Ex: First lines is my strategy and the others yours. x is producing, - is idling, - Ship -; - Factory - is end product finished.
Soc: xxxxxxxx - Ship - ---------------------- xxxxxxxxx - Ship - --------------------- xxxxxxxx - Ship -
Mil: -------------------- xxxxxxxx - Factory - ------------------- xxxxxxxxx - Factory - -----------------
Soc: xxxxxxxxxxxxxxxxxxxxxxxxx - Ship - xxxxxxxxxxxxxxxxxxxxxxxxxxx - Ship - xxxxxxxxxxxxxxxxx
Mil: xxxxxxxxxxxxxxxxxxxxxxxxx - Factory - xxxxxxxxxxxxxxxxxxxxxxxx - Factory - xxxxxxxxxxxxxx
Sometimes you need to do both.
My problem is even if I focus only on social production , my big industry worlds are in a constant state of development (maybe your research is slower ?), so if I use your strategy, when I build ships, I'm not doing any social projects.

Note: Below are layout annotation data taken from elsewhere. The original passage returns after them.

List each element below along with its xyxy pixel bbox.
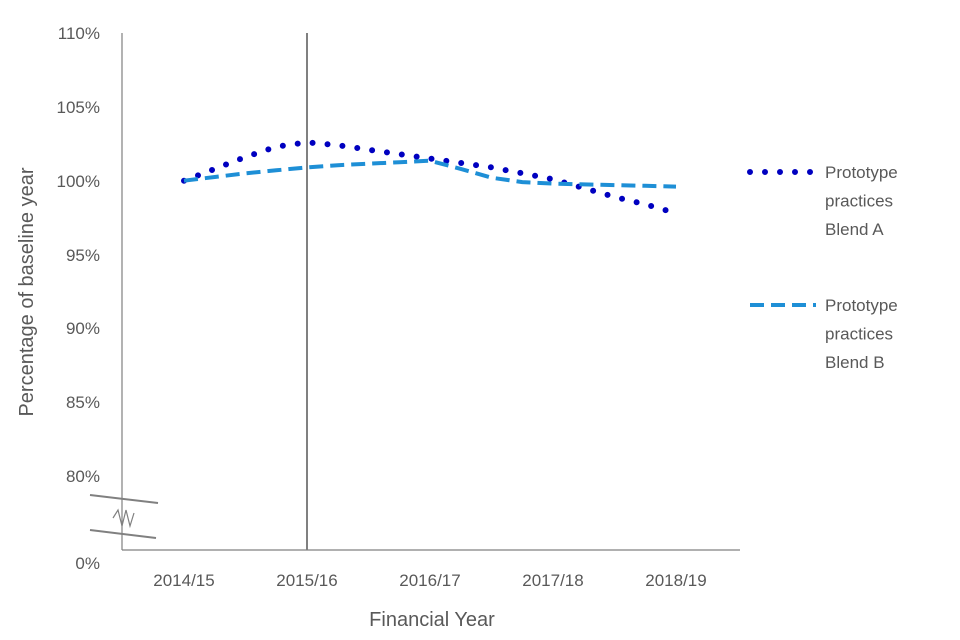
series-line-blend-a — [181, 139, 679, 217]
axis-break-line-bottom — [89, 529, 157, 539]
legend-label: Blend A — [825, 220, 884, 239]
x-tick-labels: 2014/15 2015/16 2016/17 2017/18 2018/19 — [153, 571, 706, 590]
y-axis-title: Percentage of baseline year — [16, 167, 38, 416]
x-axis-title: Financial Year — [369, 609, 495, 631]
series-line-blend-b — [183, 158, 677, 189]
legend-label: Blend B — [825, 353, 885, 372]
x-tick-label: 2018/19 — [645, 571, 706, 590]
x-tick-label: 2017/18 — [522, 571, 583, 590]
axis-break-zigzag — [112, 508, 135, 529]
y-tick-labels: 110% 105% 100% 95% 90% 85% 80% 0% — [57, 24, 100, 573]
x-tick-label: 2015/16 — [276, 571, 337, 590]
y-tick-label: 110% — [58, 24, 100, 43]
y-tick-label: 90% — [66, 319, 100, 338]
y-tick-label: 105% — [57, 98, 100, 117]
legend-label: Prototype — [825, 163, 898, 182]
legend-label: Prototype — [825, 296, 898, 315]
y-tick-label: 85% — [66, 393, 100, 412]
legend: Prototype practices Blend A Prototype practi… — [747, 163, 898, 372]
axis-break-line-top — [89, 494, 159, 504]
x-tick-label: 2016/17 — [399, 571, 460, 590]
axes — [89, 33, 740, 551]
y-tick-label: 0% — [75, 554, 100, 573]
legend-label: practices — [825, 192, 893, 211]
y-tick-label: 95% — [66, 246, 100, 265]
x-tick-label: 2014/15 — [153, 571, 214, 590]
y-tick-label: 100% — [57, 172, 100, 191]
series-layer — [181, 139, 679, 217]
y-tick-label: 80% — [66, 467, 100, 486]
legend-label: practices — [825, 325, 893, 344]
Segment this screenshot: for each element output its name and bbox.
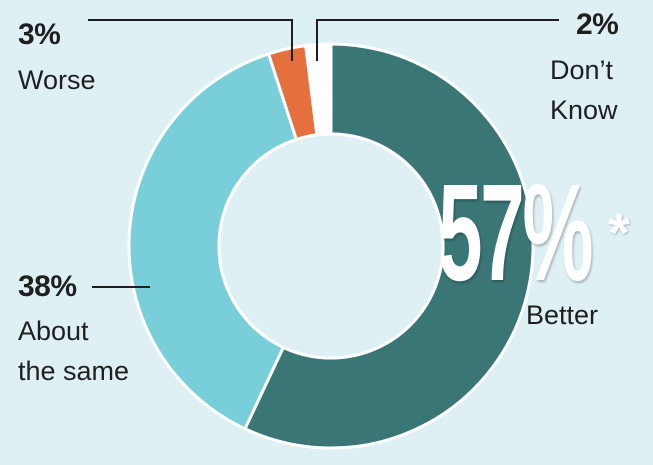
better-text: Better [526,300,599,330]
dk-leader-h [316,19,559,21]
worse-value: 3% [18,18,61,51]
dont-know-line1: Don’t [550,55,614,85]
better-value: 57% [438,156,594,310]
dont-know-line2: Know [550,95,618,125]
same-line1: About [18,316,89,346]
worse-text: Worse [18,65,96,95]
same-line2: the same [18,356,130,386]
same-value: 38% [18,270,77,303]
worse-leader-h [88,19,293,21]
same-leader [92,286,150,288]
donut-hole [217,132,445,360]
dk-leader-v [316,19,318,61]
dont-know-value: 2% [576,8,619,41]
worse-leader-v [291,19,293,61]
better-asterisk: * [608,201,630,264]
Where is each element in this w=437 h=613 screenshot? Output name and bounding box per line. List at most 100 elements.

It's unclear to me that focusing on ship building alone (then switching back to social projects alone) is definitely superior to building both factory improvements and ships at the same time. |
The benefit is not on the industrial worlds since they do use both types of production. The benefit is on the other worlds, where putting funds in military production is just circulating money instead of putting it to use. Here you need ALL funds to go to social development, especially in early game.
Haasen:
Ok, thats what I was afraid of. I went into my game, did some quick calculations:
"Lost social production" is the one spent on military into nothingness which gets refunded.

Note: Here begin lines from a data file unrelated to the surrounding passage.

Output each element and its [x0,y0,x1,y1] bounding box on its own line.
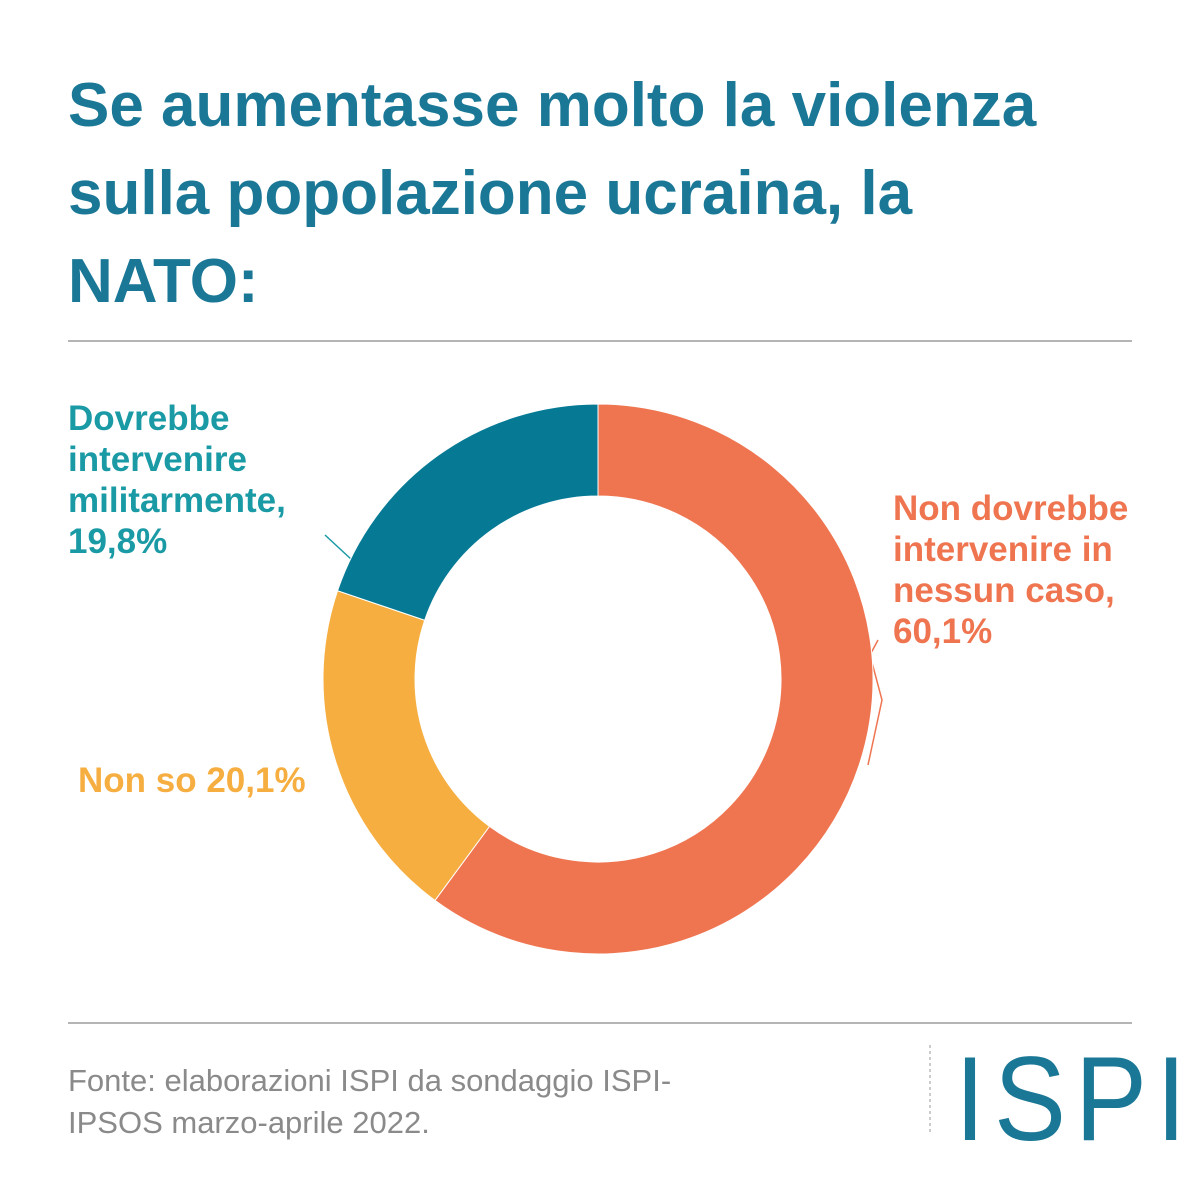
slice-label: Non so 20,1% [78,760,378,801]
slice-value: 20,1% [206,761,306,800]
separator [68,340,1132,342]
leader-line [324,534,353,561]
slice-category: Dovrebbe intervenire militarmente, [68,399,286,520]
chart-title: Se aumentasse molto la violenza sulla po… [68,71,1037,316]
donut-slice [336,403,599,621]
slice-value: 19,8% [68,522,168,561]
leader-line [867,639,883,766]
donut-slice [434,403,874,955]
slice-label: Non dovrebbe intervenire in nessun caso,… [893,488,1193,652]
source-note: Fonte: elaborazioni ISPI da sondaggio IS… [68,1063,672,1140]
donut-slice [322,590,491,902]
slice-category: Non dovrebbe intervenire in nessun caso, [893,489,1129,610]
logo: ISPI [955,1032,1196,1166]
slice-category: Non so [78,761,197,800]
slice-label: Dovrebbe intervenire militarmente, 19,8% [68,398,338,562]
slice-value: 60,1% [893,612,993,651]
separator [68,1022,1132,1024]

"Social production bonus" I set to 1.25 (25%)
"Gained military production bonus" is all production that I previously lost because of bonuses not applying to transferred production.

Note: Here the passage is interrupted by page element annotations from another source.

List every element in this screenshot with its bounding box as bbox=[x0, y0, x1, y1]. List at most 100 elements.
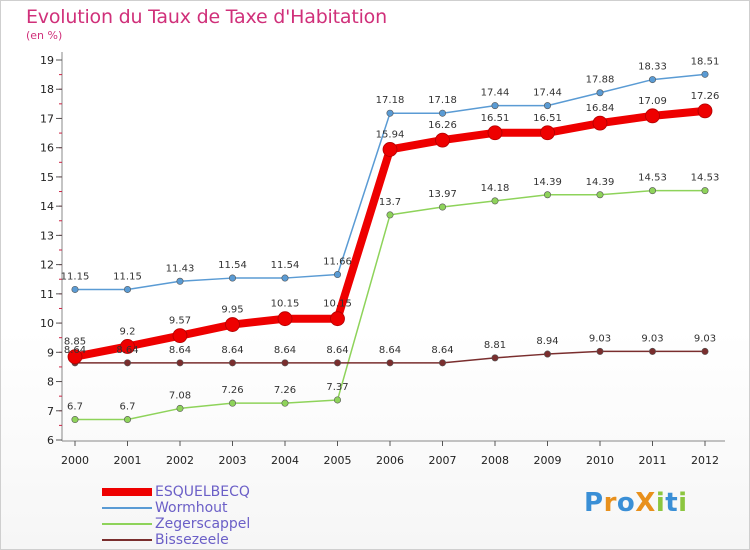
data-label-zegerscappel: 13.7 bbox=[379, 197, 401, 208]
data-label-esquelbecq: 16.84 bbox=[586, 103, 615, 114]
x-tick-label: 2005 bbox=[324, 454, 352, 467]
x-tick-label: 2003 bbox=[219, 454, 247, 467]
data-point-bissezeele bbox=[701, 347, 709, 355]
data-label-bissezeele: 8.64 bbox=[64, 345, 86, 356]
data-point-esquelbecq bbox=[120, 339, 135, 354]
data-label-wormhout: 11.43 bbox=[166, 263, 195, 274]
data-point-wormhout bbox=[386, 109, 394, 117]
data-point-bissezeele bbox=[386, 359, 394, 367]
y-tick-label: 6 bbox=[47, 434, 54, 447]
data-label-wormhout: 17.18 bbox=[428, 95, 457, 106]
y-tick-label: 8 bbox=[47, 376, 54, 389]
data-labels: 8.85 9.2 9.57 9.95 10.15 10.15 15.94 16.26 16.51… bbox=[61, 56, 720, 412]
x-tick-label: 2010 bbox=[586, 454, 614, 467]
y-tick-label: 13 bbox=[40, 229, 54, 242]
series-line-zegerscappel bbox=[74, 189, 706, 421]
data-label-esquelbecq: 10.15 bbox=[323, 299, 352, 310]
data-point-esquelbecq bbox=[697, 103, 713, 119]
data-label-zegerscappel: 7.37 bbox=[326, 382, 348, 393]
data-point-zegerscappel bbox=[124, 416, 132, 424]
data-point-esquelbecq bbox=[435, 132, 450, 148]
x-tick-label: 2009 bbox=[534, 454, 562, 467]
x-tick-label: 2004 bbox=[271, 454, 299, 467]
data-point-wormhout bbox=[596, 89, 604, 97]
legend-swatch-zegerscappel bbox=[102, 523, 152, 525]
data-point-zegerscappel bbox=[648, 187, 656, 195]
data-label-wormhout: 18.33 bbox=[638, 62, 667, 73]
x-tick-label: 2001 bbox=[114, 454, 142, 467]
data-label-esquelbecq: 16.51 bbox=[533, 113, 562, 124]
data-point-esquelbecq bbox=[487, 125, 503, 141]
data-point-wormhout bbox=[281, 274, 289, 282]
data-label-esquelbecq: 15.94 bbox=[376, 129, 405, 140]
data-point-zegerscappel bbox=[176, 404, 184, 412]
data-point-bissezeele bbox=[648, 347, 656, 355]
legend-label-wormhout: Wormhout bbox=[155, 500, 228, 516]
data-point-wormhout bbox=[648, 76, 656, 84]
data-point-zegerscappel bbox=[386, 211, 394, 219]
chart-subtitle: (en %) bbox=[26, 29, 63, 42]
data-point-wormhout bbox=[124, 285, 132, 293]
data-label-esquelbecq: 8.85 bbox=[64, 337, 86, 348]
data-point-bissezeele bbox=[176, 359, 184, 367]
data-point-zegerscappel bbox=[543, 191, 551, 199]
legend-label-esquelbecq: ESQUELBECQ bbox=[155, 484, 250, 500]
data-label-bissezeele: 8.64 bbox=[326, 345, 348, 356]
data-label-esquelbecq: 16.51 bbox=[481, 113, 510, 124]
x-tick-label: 2011 bbox=[639, 454, 667, 467]
logo-letter: r bbox=[603, 488, 617, 518]
data-label-wormhout: 11.15 bbox=[113, 271, 142, 282]
data-point-zegerscappel bbox=[229, 399, 237, 407]
y-tick-label: 11 bbox=[40, 288, 54, 301]
data-point-bissezeele bbox=[491, 354, 499, 362]
proxiti-logo: ProXiti bbox=[584, 488, 688, 518]
y-tick-label: 9 bbox=[47, 346, 54, 359]
x-tick-label: 2007 bbox=[429, 454, 457, 467]
x-tick-label: 2006 bbox=[376, 454, 404, 467]
data-label-zegerscappel: 14.39 bbox=[533, 177, 562, 188]
data-label-zegerscappel: 14.53 bbox=[638, 173, 667, 184]
data-point-esquelbecq bbox=[540, 125, 555, 141]
y-tick-label: 18 bbox=[40, 83, 54, 96]
data-point-wormhout bbox=[229, 274, 237, 282]
data-label-bissezeele: 8.81 bbox=[484, 340, 506, 351]
data-label-bissezeele: 8.64 bbox=[116, 345, 138, 356]
data-point-bissezeele bbox=[438, 359, 446, 367]
data-label-wormhout: 18.51 bbox=[691, 56, 720, 67]
data-label-bissezeele: 9.03 bbox=[694, 333, 716, 344]
logo-letter: X bbox=[635, 488, 656, 518]
data-label-bissezeele: 9.03 bbox=[641, 333, 663, 344]
y-tick-label: 10 bbox=[40, 317, 54, 330]
series-layer bbox=[67, 70, 713, 424]
data-label-wormhout: 11.54 bbox=[271, 260, 300, 271]
data-label-zegerscappel: 14.18 bbox=[481, 183, 510, 194]
data-point-zegerscappel bbox=[438, 203, 446, 211]
data-point-wormhout bbox=[333, 271, 341, 279]
data-label-bissezeele: 8.64 bbox=[274, 345, 296, 356]
data-label-zegerscappel: 13.97 bbox=[428, 189, 457, 200]
data-label-zegerscappel: 14.53 bbox=[691, 173, 720, 184]
data-label-esquelbecq: 17.09 bbox=[638, 96, 667, 107]
data-point-esquelbecq bbox=[330, 311, 345, 327]
data-point-esquelbecq bbox=[225, 317, 240, 332]
data-point-zegerscappel bbox=[281, 399, 289, 407]
data-label-wormhout: 17.88 bbox=[586, 75, 615, 86]
data-point-zegerscappel bbox=[491, 197, 499, 205]
data-point-zegerscappel bbox=[596, 191, 604, 199]
x-tick-label: 2008 bbox=[481, 454, 509, 467]
y-tick-label: 19 bbox=[40, 54, 54, 67]
data-point-esquelbecq bbox=[592, 115, 608, 131]
data-point-wormhout bbox=[491, 102, 499, 110]
data-label-zegerscappel: 7.08 bbox=[169, 390, 191, 401]
legend-swatch-wormhout bbox=[102, 507, 152, 509]
data-point-esquelbecq bbox=[645, 108, 660, 124]
y-tick-label: 12 bbox=[40, 259, 54, 272]
data-label-wormhout: 17.44 bbox=[481, 88, 510, 99]
data-point-wormhout bbox=[701, 70, 709, 78]
data-label-bissezeele: 8.64 bbox=[431, 345, 453, 356]
y-tick-label: 14 bbox=[40, 200, 54, 213]
data-point-bissezeele bbox=[281, 359, 289, 367]
data-point-bissezeele bbox=[333, 359, 341, 367]
data-label-wormhout: 11.66 bbox=[323, 257, 352, 268]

I put the sliders to 30% soc, 30% mil.
(lost social production)*(Social production bonus) - (gained military production bonus) = -37.25
All in all I'm loosing 37.25 total production every turn by having it transferred. Comparing this to the gain in #9 which is (in my current game):
2250 over 60 turns times planets with no starport = (2250/60)*5 = 187.5 per turn
=> net gain / turn = 187.5 - 37.25 = 150.25
This is disregarding the fact that "gained military production bonus" is low in early game when industrial planets are developing.
So, roughly, I have gained 150.25*60 = 9015 BC and/or research points over the course of 60 turns during early-mid game in my particular game. Roughly calculated.
Edit: Oh, just noticed. When havning the slider at 1% and focusing on military at a planetary level, you get bonuses. So just focus when building ships and you will still get at least some of the bonus, making the benefit even larger.